Our hypothesis a priori was that oral glucocorticoid use would predict ischaemic heart disease events and strokes because glucocorticoids adversely affect long term risk factors including obesity, blood pressure, plasma lipids, and glucose. However, adjustment for body mass index and antihypertensive, lipid lowering, and hypoglycaemic medications did not substantially attenuate the association between oral glucocorticoid treatment and cardiovascular outcomes. It may be that the risk factors mediating adverse effects of glucocorticoids were not adequately treated in many patients or that subtle changes in risk factors occurred that were insufficient to cause practitioners to initiate treatment but were sufficient to adversely affect outcome. These explanations do not, however, explain the discrepancy between associations of oral glucocorticoid use and occlusive disease in the coronary and cerebrovascular circulation. For patients with stroke and transient ischaemic attack, oral glucocorticoid treatment was associated with a protective effect (table 3). This suggests that the mechanisms linking glucocorticoid use and cardiovascular outcome are complex, perhaps reflecting a balance between adverse and potentially protective effects. However, there is also evidence suggesting that patients cured of Cushing’s disease still have an increased prevalence of atherosclerosis and maintain cardiovascular risk factors of the active disease, possibly due to residual obesity, insulin resistance syndrome, or both.28,29
Our results raise the possibility that general practitioners avoid prescribing oral glucocorticoids to patients with established cardiovascular risk factors. There were no striking differences between users and non-users of oral glucocorticoids, except that patients with diabetes were less likely to have been prescribed oral glucocorticoids. However, diabetes was adjusted for in the multivariate analyses.

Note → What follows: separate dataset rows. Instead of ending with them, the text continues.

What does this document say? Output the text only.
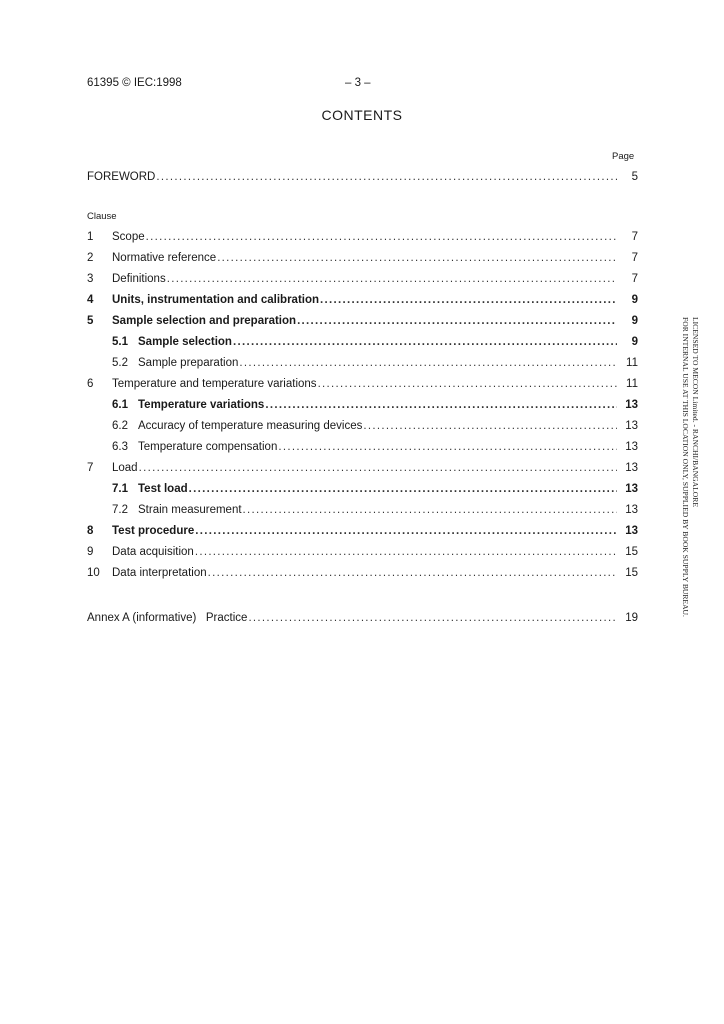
61395 © IEC:1998	– 3 –
CONTENTS
Page
FOREWORD .....	5
Clause
1	Scope .....	7
2	Normative reference .....	7
3	Definitions .....	7
4	Units, instrumentation and calibration .....	9
5	Sample selection and preparation .....	9
5.1 Sample selection .....	9
5.2 Sample preparation .....	11
6	Temperature and temperature variations .....	11
6.1 Temperature variations .....	13
6.2 Accuracy of temperature measuring devices .....	13
6.3 Temperature compensation .....	13
7	Load .....	13
7.1 Test load .....	13
7.2 Strain measurement .....	13
8	Test procedure .....	13
9	Data acquisition .....	15
10	Data interpretation .....	15
Annex A (informative)   Practice .....	19
LICENSED TO MECON Limited. - RANCHI/BANGALORE
FOR INTERNAL USE AT THIS LOCATION ONLY, SUPPLIED BY BOOK SUPPLY BUREAU.
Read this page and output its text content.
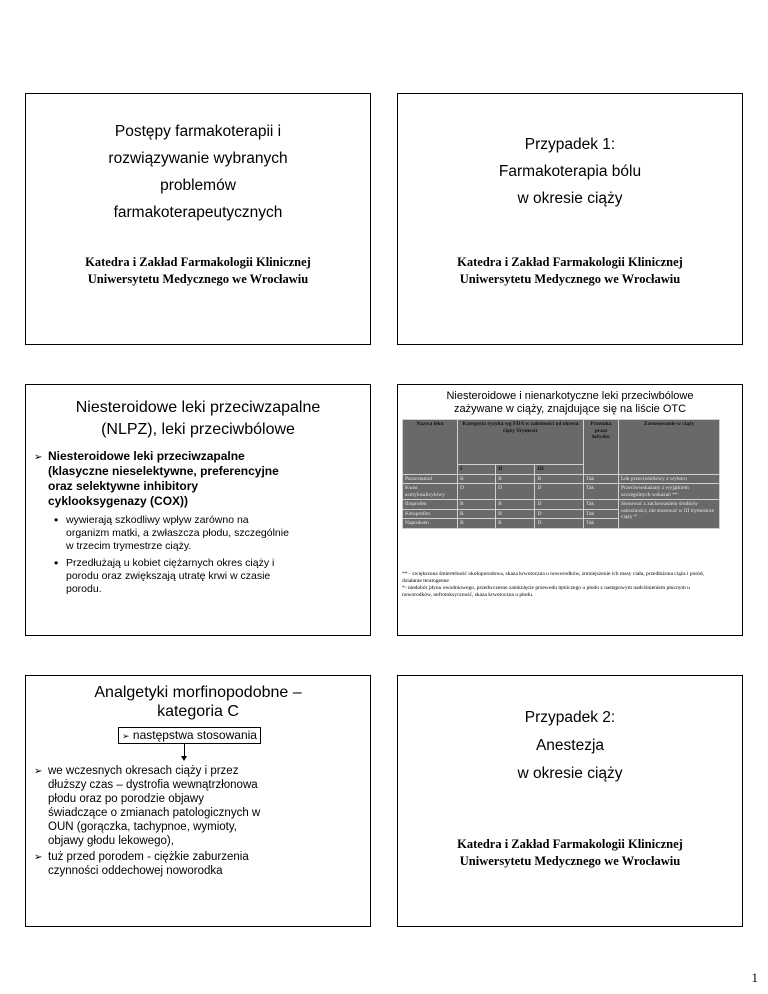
Postępy farmakoterapii i
rozwiązywanie wybranych
problemów
farmakoterapeutycznych
Katedra i Zakład Farmakologii Klinicznej
Uniwersytetu Medycznego we Wrocławiu
Przypadek 1:
Farmakoterapia bólu
w okresie ciąży
Katedra i Zakład Farmakologii Klinicznej
Uniwersytetu Medycznego we Wrocławiu
Niesteroidowe leki przeciwzapalne
(NLPZ), leki przeciwbólowe
➢ Niesteroidowe leki przeciwzapalne
(klasyczne nieselektywne, preferencyjne
oraz selektywne inhibitory
cyklooksygenazy (COX))
• wywierają szkodliwy wpływ zarówno na
organizm matki, a zwłaszcza płodu, szczególnie
w trzecim trymestrze ciąży.
• Przedłużają u kobiet ciężarnych okres ciąży i
porodu oraz zwiększają utratę krwi w czasie
porodu.
Niesteroidowe i nienarkotyczne leki przeciwbólowe
zażywane w ciąży, znajdujące się na liście OTC
Nazwa leku	Kategoria ryzyka wg FDA w zależności od okresu ciąży Trymestr			Przenika przez łożysko	Zastosowanie w ciąży
	I	II	III		
Paracetamol	B	B	B	Tak	Lek przeciwbólowy z wyboru
Kwas acetylosalicylowy	D	D	D	Tak	Przeciwwskazany z wyjątkiem szczególnych wskazań **
Ibuprofen	B	B	D	Tak	Stosować z zachowaniem środków ostrożności; nie stosować w III trymestrze ciąży *
Ketoprofen	B	B	D	Tak	
Naproksen	B	B	D	Tak	
** - zwiększona śmiertelność okołoporodowa, skaza krwotoczna u noworodków, zmniejszenie ich masy ciała, przedłużona ciąża i poród, działanie teratogenne
*- niedobór płynu owodniowego, przedwczesne zamknięcie przewodu tętniczego u płodu z następowym nadciśnieniem płucnym u noworodków, nefrotoksyczność, skaza krwotoczna u płodu.
Analgetyki morfinopodobne –
kategoria C
➢ następstwa stosowania
➢ we wczesnych okresach ciąży i przez
dłuższy czas – dystrofia wewnątrzłonowa
płodu oraz po porodzie objawy
świadczące o zmianach patologicznych w
OUN (gorączka, tachypnoe, wymioty,
objawy głodu lekowego),
➢ tuż przed porodem - ciężkie zaburzenia
czynności oddechowej noworodka
Przypadek 2:
Anestezja
w okresie ciąży
Katedra i Zakład Farmakologii Klinicznej
Uniwersytetu Medycznego we Wrocławiu
1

This large study identified oral glucocorticoid use as a risk factor for heart failure and ischaemic heart disease. Physicians should be aware of the negative vascular effect of glucocorticoids and add this knowledge in balancing positive and negative effects for the individual patient when considering to prescribe glucocorticoids, especially to patients with cardiovascular risk factors. However, this evidence remains observational and only a randomised controlled trial of glucocorticoid treatment versus other disease modifying agents is likely to distinguish the importance of the underlying disease activity from its treatment in predicting cardiovascular outcome.